Most Certificate Authorities (CA) charge a lot of money to verify your company to use an SSL certificate. So it can be very tempting to use a self-signed, free certificate for your https server. But is that okay?
The short answer is that it is most definitely possible to set up a secure website without buying an SSL certificate from a CA. But there are some problems with doing this:
Web Browser Warning Messages
When a customer comes to your website that is secured with a self-signed or free SSL certificate, most Web browsers will post a scary error message like the one displayed here. While some people will click past this message, install the certificate and go to your site, most will click the "Get me out of here!" button and never come back.
The other, more serious problem is that if you have an self-signed certificate on your server and somehow your site is hacked, that server is now compromised even though it apears secure. Customers who ignored the error message above would then be even more vulnerable because they would believe they were secure.
When to Pay for an SSL Certificate
There are a few situations when paying for an SSL certificate is just the cost of doing business, including:
All ecommerce sites must have a signed SSL certificate if they expect customers to enter their credit card information. You can get around this if you use a company like Paypal to handle your transactions. Then the purchasing process is handled on their secure server.
- collecting private information
If your website needs to collect private or sensitive information like addresses or social security numbers then you should collect that information on a secure server with a signed SSL certificate.
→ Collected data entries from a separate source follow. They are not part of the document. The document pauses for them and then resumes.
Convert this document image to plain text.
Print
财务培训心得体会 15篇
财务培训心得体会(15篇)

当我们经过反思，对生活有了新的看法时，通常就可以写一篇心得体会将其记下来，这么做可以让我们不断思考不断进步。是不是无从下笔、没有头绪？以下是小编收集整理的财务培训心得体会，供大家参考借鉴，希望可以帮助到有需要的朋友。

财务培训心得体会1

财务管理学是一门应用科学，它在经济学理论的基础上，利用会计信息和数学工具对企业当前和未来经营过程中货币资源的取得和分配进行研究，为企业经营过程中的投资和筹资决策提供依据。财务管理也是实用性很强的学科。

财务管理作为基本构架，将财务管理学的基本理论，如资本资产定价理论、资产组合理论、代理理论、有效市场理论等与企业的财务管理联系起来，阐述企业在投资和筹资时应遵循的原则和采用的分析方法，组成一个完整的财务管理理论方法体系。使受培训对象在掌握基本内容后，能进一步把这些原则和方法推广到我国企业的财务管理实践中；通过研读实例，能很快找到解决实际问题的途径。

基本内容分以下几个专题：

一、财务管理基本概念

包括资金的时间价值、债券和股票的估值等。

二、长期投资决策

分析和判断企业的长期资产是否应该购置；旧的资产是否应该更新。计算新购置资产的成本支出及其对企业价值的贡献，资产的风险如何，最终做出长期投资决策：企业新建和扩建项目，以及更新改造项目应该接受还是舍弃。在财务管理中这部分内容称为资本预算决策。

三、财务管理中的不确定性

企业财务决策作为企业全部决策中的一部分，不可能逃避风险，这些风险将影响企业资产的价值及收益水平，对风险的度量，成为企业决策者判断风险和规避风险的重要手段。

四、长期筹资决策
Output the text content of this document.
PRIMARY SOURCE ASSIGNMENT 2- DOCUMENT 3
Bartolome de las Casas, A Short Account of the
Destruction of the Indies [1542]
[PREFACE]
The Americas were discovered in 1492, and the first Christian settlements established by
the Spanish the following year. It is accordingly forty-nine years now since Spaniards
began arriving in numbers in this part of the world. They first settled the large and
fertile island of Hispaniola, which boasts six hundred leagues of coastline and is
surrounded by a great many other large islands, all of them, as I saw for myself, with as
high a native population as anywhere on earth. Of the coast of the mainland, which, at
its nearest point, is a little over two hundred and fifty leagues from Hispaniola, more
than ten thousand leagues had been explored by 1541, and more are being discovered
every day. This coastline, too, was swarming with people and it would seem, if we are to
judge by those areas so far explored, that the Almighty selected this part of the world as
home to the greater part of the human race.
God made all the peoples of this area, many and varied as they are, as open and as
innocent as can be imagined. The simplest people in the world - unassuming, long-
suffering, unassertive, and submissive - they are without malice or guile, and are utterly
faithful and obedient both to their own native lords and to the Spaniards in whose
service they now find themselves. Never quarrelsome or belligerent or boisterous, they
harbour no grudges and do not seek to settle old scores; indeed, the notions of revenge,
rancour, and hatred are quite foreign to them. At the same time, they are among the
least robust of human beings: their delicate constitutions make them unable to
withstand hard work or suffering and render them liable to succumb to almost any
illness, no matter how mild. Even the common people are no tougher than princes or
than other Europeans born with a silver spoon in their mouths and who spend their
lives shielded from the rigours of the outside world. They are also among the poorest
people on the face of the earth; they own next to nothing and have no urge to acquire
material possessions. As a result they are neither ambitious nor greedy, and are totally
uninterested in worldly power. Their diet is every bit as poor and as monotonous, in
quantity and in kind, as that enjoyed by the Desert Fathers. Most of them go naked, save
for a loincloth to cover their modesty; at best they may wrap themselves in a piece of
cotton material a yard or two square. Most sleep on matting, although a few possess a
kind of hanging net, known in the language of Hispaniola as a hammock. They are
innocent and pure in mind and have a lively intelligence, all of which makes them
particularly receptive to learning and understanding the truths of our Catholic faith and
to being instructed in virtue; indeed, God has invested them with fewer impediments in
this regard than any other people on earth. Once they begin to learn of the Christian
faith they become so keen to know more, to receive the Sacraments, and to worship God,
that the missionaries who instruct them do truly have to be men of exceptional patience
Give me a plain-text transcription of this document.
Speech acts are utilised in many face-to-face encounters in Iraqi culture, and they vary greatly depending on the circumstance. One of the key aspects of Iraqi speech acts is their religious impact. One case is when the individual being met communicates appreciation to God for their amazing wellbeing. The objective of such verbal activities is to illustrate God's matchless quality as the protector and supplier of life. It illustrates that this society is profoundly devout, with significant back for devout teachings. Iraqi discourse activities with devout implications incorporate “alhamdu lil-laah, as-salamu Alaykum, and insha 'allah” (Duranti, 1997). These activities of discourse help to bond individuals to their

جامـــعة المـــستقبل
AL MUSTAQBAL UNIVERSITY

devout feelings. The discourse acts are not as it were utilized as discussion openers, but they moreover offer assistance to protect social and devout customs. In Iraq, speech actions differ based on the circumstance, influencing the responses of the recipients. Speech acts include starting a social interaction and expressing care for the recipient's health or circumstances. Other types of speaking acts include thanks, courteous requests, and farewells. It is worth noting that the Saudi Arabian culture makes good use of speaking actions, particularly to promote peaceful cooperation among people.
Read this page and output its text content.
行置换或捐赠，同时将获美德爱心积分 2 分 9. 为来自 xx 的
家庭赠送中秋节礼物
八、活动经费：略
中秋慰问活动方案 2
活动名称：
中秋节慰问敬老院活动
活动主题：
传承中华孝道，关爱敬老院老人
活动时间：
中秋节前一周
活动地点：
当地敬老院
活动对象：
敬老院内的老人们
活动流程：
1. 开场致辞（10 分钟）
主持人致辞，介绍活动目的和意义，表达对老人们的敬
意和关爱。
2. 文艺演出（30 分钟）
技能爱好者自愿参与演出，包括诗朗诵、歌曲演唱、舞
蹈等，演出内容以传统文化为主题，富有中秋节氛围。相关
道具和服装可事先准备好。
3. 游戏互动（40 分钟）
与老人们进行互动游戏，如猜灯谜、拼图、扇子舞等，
Otherwise, you are asking your customers to send private and sensitive information over the Internet in clear text, which can easily be hacked and used for identity theft.
- sites that are expected to be secure
If you are running a site for a security conscious community such as an Internet security services company, then if you do not have a signed SSL certificate your site will not look secure, and your customers will not believe what you're providing.
When a Self-Signed SSL Certificate is Okay
I don't believe that any site that needs a SSL certificate for customer-facing pages should use a self-signed certificate. I also don't think it's a good idea to use a self-signed certificate on any Web server that is live on the Internet. That is just asking for hackers to set up a man-in-the-middle or other hack on your server to try and trick people into providing information they shouldn't.
The only time a self-signed cerificate should be used is for testing behind a firewall. Such as your desktop computer that is behind a software or hardware firewall on your home network.